Prior reports documented the high frequency of SDB in MDs while focusing more on Duchenne, which is the most common disease among the group [
15,
33]. A single-center retrospective study published in 2022 [
15], reported OSA in 19.4% and nocturnal hypoventilation in 10.4% of pediatric patients with Duchenne. All of the nocturnal hypoventilation patients were non-ambulant, and FVC < 50% was associated with nocturnal hypoventilation with a sensitivity and specificity of 73% and 86%, but the PPV was limited to 32%. A study by Sawnani H et al. [
33] examined pediatric patients with Duchenne being treated with steroids and reported OSA in 63.6%, central apnea in 33.6%, and hypoventilation in 17% of the subjects. They also reported positive correlation between the obstructive apnea index and BMI, and that lower FVC was associated with increased risk of hypoventilation.
Studies focusing on the less common MDs are limited but also reported high prevalence of SDB [
14,
29,
41]. A study focusing on children with type 1 Myotonic dystrophy reported 42% prevalence of sleep apnea and 45% of nocturnal hypoventilation [
29]. Another study evaluated polysomnography data for 31 adults with Facioscapulohumeral MD and found 17 patients with OSA (55%) and 8 with nocturnal hypoventilation (26%) [
41]. A recently published article analyzed sleep studies for pediatric patients with five different MDs and reported sleep apnea in 73% of the patients.
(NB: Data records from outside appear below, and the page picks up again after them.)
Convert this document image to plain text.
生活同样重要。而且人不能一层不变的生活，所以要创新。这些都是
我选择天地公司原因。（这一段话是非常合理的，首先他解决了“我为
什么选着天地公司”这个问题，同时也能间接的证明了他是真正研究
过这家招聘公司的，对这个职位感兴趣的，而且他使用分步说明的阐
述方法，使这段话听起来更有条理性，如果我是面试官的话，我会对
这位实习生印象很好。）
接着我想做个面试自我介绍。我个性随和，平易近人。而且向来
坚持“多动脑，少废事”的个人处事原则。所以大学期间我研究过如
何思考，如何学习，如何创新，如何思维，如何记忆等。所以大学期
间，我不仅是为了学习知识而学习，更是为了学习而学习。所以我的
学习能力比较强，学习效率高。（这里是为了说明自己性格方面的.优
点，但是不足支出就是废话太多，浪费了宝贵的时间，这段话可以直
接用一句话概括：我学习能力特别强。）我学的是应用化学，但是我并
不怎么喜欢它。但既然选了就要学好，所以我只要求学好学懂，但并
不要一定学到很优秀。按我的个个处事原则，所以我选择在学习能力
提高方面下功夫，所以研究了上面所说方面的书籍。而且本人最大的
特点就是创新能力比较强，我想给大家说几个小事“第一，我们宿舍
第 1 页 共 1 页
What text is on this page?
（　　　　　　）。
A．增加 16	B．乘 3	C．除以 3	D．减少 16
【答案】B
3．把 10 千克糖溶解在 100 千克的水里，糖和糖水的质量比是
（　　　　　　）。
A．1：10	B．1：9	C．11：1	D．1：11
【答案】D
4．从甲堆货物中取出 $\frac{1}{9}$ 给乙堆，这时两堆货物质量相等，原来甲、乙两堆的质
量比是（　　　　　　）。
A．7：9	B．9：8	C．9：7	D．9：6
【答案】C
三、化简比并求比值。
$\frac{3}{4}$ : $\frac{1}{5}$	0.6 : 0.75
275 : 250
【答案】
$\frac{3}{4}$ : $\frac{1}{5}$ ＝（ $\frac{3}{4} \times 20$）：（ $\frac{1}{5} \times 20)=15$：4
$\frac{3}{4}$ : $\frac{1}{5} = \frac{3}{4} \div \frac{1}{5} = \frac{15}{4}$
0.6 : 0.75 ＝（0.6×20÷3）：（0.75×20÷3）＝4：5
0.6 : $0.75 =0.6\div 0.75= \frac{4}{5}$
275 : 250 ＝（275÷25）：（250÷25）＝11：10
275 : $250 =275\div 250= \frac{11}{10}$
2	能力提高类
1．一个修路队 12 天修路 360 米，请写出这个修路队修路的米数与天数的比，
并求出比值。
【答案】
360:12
They also found hypoventilation in 43% of the subjects with an observed higher prevalence in the Congenital group (67%) [
14].
Our study focused on pediatric patients with MDs, including seven different types, for a relatively large number of subjects. We used standardized definitions for SDB subtypes and objective measures to predict SDB. It highlighted key differences between MD types, and revealed the age at diagnosis, which could be used in combination with the clinical predictors we analyzed to identify patients with or at risk for SDB. This should support medical decisions when making referrals for PSG and allow for early diagnosis and management. Nevertheless, limitations include the retrospective design of this analysis and reliance on single-center data, which may limit generalizability. The subjects included in the analysis were patients referred for PSG evaluation, which probably did not include all the patients with MDs followed at our center. Also, the limited number of patients in certain rare MDs did not allow for further comparisons, and we could not assess clinical predictors for each SDB subtype.
We concluded that OSA is the most common type of SDB among children with MDs. The age at diagnosis and required BiPAP pressures for management vary among the different types. Examining the patients’ PFTs, echocardiography, and ambulatory status may help identify patients with the disease.
Future prospective studies with larger multi-center cohorts should investigate the longitudinal progression of SDB across different MD types to establish clearer guidelines for early detection and intervention and to further address less common diseases.